American Critical Minerals Announces Closing of Bought Deal Offering (including Full Exercise of the Underwriter's Option) and Non-Brokered Offering for Aggregate Gross Proceeds of Approximately $7,451,000
NOT FOR DISTRIBUTION TO U.S. NEWSWIRE SERVICES OR DISSEMINATION IN THE UNITED STATES VANCOUVER, BC / ACCESS Newswire / November 3, 2025 / American Critical Minerals Corp. ("American Critical Minerals" or the "Company") …

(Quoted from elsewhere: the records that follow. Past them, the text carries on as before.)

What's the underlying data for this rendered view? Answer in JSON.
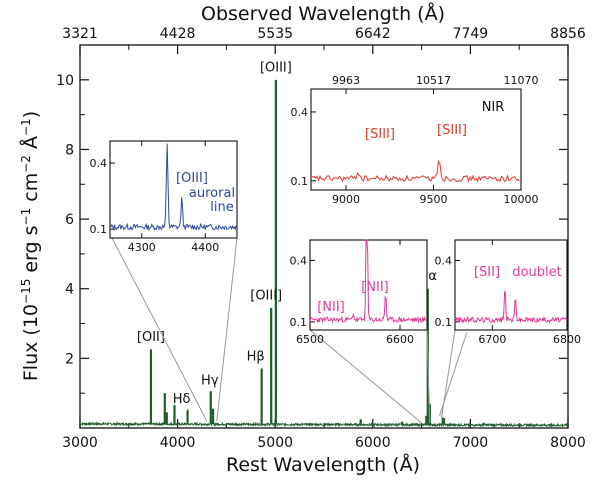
{
  "chart_data": {
    "type": "line",
    "xlabel": "Rest Wavelength (Å)",
    "ylabel": "Flux (10",
    "ylabel_sup1": "−15",
    "ylabel_mid": " erg s",
    "ylabel_sup2": "−1",
    "ylabel_mid2": " cm",
    "ylabel_sup3": "−2",
    "ylabel_mid3": " Å",
    "ylabel_sup4": "−1",
    "ylabel_end": ")",
    "top_xlabel": "Observed Wavelength (Å)",
    "xlim": [
      3000,
      8000
    ],
    "ylim": [
      0,
      11
    ],
    "x_ticks": [
      "3000",
      "4000",
      "5000",
      "6000",
      "7000",
      "8000"
    ],
    "x_tick_values": [
      3000,
      4000,
      5000,
      6000,
      7000,
      8000
    ],
    "y_ticks": [
      "2",
      "4",
      "6",
      "8",
      "10"
    ],
    "y_tick_values": [
      2,
      4,
      6,
      8,
      10
    ],
    "top_ticks": [
      "3321",
      "4428",
      "5535",
      "6642",
      "7749",
      "8856"
    ],
    "series": [
      {
        "color": "#1d5e2c",
        "continuum": 0.12,
        "lines": [
          {
            "x": 3727,
            "y": 2.25
          },
          {
            "x": 3869,
            "y": 1.0
          },
          {
            "x": 3889,
            "y": 0.45
          },
          {
            "x": 3968,
            "y": 0.65
          },
          {
            "x": 4102,
            "y": 0.5
          },
          {
            "x": 4340,
            "y": 1.05
          },
          {
            "x": 4363,
            "y": 0.55
          },
          {
            "x": 4861,
            "y": 1.7
          },
          {
            "x": 4959,
            "y": 3.45
          },
          {
            "x": 5007,
            "y": 10.0
          },
          {
            "x": 5876,
            "y": 0.25
          },
          {
            "x": 6300,
            "y": 0.18
          },
          {
            "x": 6548,
            "y": 0.35
          },
          {
            "x": 6563,
            "y": 4.0
          },
          {
            "x": 6584,
            "y": 0.7
          },
          {
            "x": 6717,
            "y": 0.3
          },
          {
            "x": 6731,
            "y": 0.28
          },
          {
            "x": 7136,
            "y": 0.15
          }
        ]
      }
    ],
    "annotations": [
      {
        "text": "[OIII]",
        "x": 5007,
        "y": 10.1
      },
      {
        "text": "[OIII]",
        "x": 4959,
        "y": 3.55
      },
      {
        "text": "[OII]",
        "x": 3727,
        "y": 2.35
      },
      {
        "text": "Hβ",
        "x": 4861,
        "y": 1.8
      },
      {
        "text": "Hγ",
        "x": 4340,
        "y": 1.1
      },
      {
        "text": "Hδ",
        "x": 4102,
        "y": 0.58
      },
      {
        "text": "Hα",
        "x": 6563,
        "y": 4.1
      }
    ],
    "insets": [
      {
        "name": "oiii-auroral",
        "color": "#2a4a9e",
        "xlim": [
          4250,
          4450
        ],
        "x_ticks": [
          "4300",
          "4400"
        ],
        "x_tick_values": [
          4300,
          4400
        ],
        "y_ticks": [
          "0.1",
          "0.4"
        ],
        "y_tick_values": [
          0.1,
          0.4
        ],
        "ylim": [
          0.06,
          0.5
        ],
        "labels": [
          "[OIII]",
          "auroral",
          "line"
        ],
        "lines": [
          {
            "x": 4340,
            "y": 0.48
          },
          {
            "x": 4363,
            "y": 0.24
          }
        ],
        "zoom_from": 4340
      },
      {
        "name": "nir",
        "color": "#e23a2a",
        "xlim": [
          8800,
          10000
        ],
        "x_ticks": [
          "9000",
          "9500",
          "10000"
        ],
        "x_tick_values": [
          9000,
          9500,
          10000
        ],
        "y_ticks": [
          "0.1",
          "0.4"
        ],
        "y_tick_values": [
          0.1,
          0.4
        ],
        "ylim": [
          0.06,
          0.5
        ],
        "top_ticks": [
          "9963",
          "10517",
          "11070"
        ],
        "tag": "NIR",
        "labels": [
          "[SIII]",
          "[SIII]"
        ],
        "lines": [
          {
            "x": 9069,
            "y": 0.14
          },
          {
            "x": 9531,
            "y": 0.2
          }
        ]
      },
      {
        "name": "nii-halpha",
        "color": "#e0399a",
        "xlim": [
          6500,
          6630
        ],
        "x_ticks": [
          "6500",
          "6600"
        ],
        "x_tick_values": [
          6500,
          6600
        ],
        "y_ticks": [
          "0.1",
          "0.4"
        ],
        "y_tick_values": [
          0.1,
          0.4
        ],
        "ylim": [
          0.06,
          0.5
        ],
        "labels": [
          "[NII]",
          "[NII]"
        ],
        "lines": [
          {
            "x": 6548,
            "y": 0.14
          },
          {
            "x": 6563,
            "y": 0.9
          },
          {
            "x": 6584,
            "y": 0.24
          }
        ],
        "zoom_from": 6563
      },
      {
        "name": "sii-doublet",
        "color": "#e0399a",
        "xlim": [
          6650,
          6800
        ],
        "x_ticks": [
          "6700",
          "6800"
        ],
        "x_tick_values": [
          6700,
          6800
        ],
        "y_ticks": [
          "0.1",
          "0.4"
        ],
        "y_tick_values": [
          0.1,
          0.4
        ],
        "ylim": [
          0.06,
          0.5
        ],
        "labels": [
          "[SII]",
          "doublet"
        ],
        "lines": [
          {
            "x": 6678,
            "y": 0.11
          },
          {
            "x": 6717,
            "y": 0.27
          },
          {
            "x": 6731,
            "y": 0.22
          }
        ],
        "zoom_from": 6724
      }
    ]
  }
}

NOT FOR DISTRIBUTION TO U.S. NEWSWIRE SERVICES OR DISSEMINATION IN THE UNITED STATES
VANCOUVER, BC / ACCESS Newswire / November 3, 2025 / American Critical Minerals Corp. ("American Critical Minerals" or the "Company") (CSE:KCLI)(OTCQB:APCOF)(FRANKFURT:2P30) is pleased to announce that it has closed its previously announced "bought deal" offering, pursuant to which the Company issued 15,574,450 units of the Company (the "Units") at a price of $0.35 per Unit (the "Offering Price") for aggregate gross proceeds to the Company of approximately $5,451,000, including the exercise in full of the Underwriter's option (the "Brokered Offering").

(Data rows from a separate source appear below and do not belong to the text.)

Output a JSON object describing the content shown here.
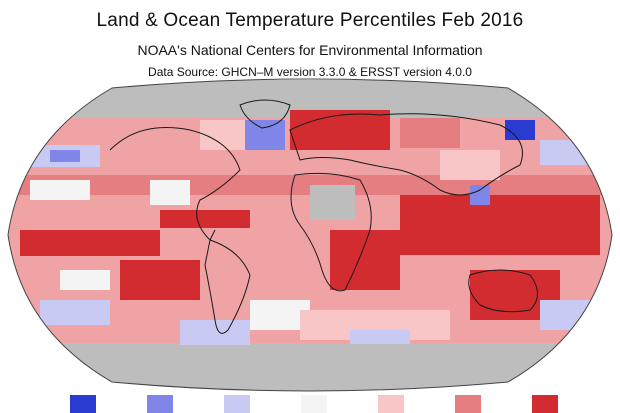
{
  "header": {
    "title": "Land & Ocean Temperature Percentiles Feb 2016",
    "subtitle": "NOAA's National Centers for Environmental Information",
    "source": "Data Source: GHCN–M version 3.3.0 & ERSST version 4.0.0"
  },
  "map": {
    "projection": "robinson",
    "layer": "temperature-percentiles",
    "no-data-color": "#bdbdbd",
    "coastline-color": "#1a1a1a"
  },
  "legend": {
    "colors": [
      "#2a3bd1",
      "#7f86e8",
      "#c9caf3",
      "#f4f4f4",
      "#f8c6c6",
      "#e57e80",
      "#d22c30"
    ]
  }
}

Research Capital Corporation (the "Underwriter") acted as the sole underwriter and sole bookrunner under the Brokered Offering.
The Company is also pleased to announce that it has closed its previously announced concurrent non-brokered private placement, pursuant to which the Company issued 5,714,286 Units at the Offering Price for aggregate gross proceeds to the Company of $2,000,000.10 (the "Non-Brokered Offering" and together with the Brokered Offering, the "Offering"). Together, the Company raised aggregate gross proceeds of approximately $7,451,000 under the Offering.
Simon Clarke, President and CEO stated, "we are very pleased with the level of support that we received for this financing. The Company is now funded to commence confirmation and resource drilling at its Green River Project which is a major milestone for the Company. The location of the project, close to existing potash production and contiguous with advanced lithium development, combined with historic data from numerous oil and gas wells, provides us with a high level of confidence as to the potential of the project. We are now in position to implement the steps needed to confirm that data with the goal of converting our exploration targets to maiden resources for potash, lithium and bromine and to take the project to the next level."
Each Unit is comprised of one common share of the Company (a "Common Share") and one-half of one Common Share purchase warrant of the Company (each whole warrant, a "Warrant"). Each Warrant shall entitle the holder thereof to purchase one Common Share at an exercise price of $0.45 per Common Share for a period of 36 months following closing of the Offering, provided that holders will not be permitted to exercise Warrants until 60 days following closing of the Offering.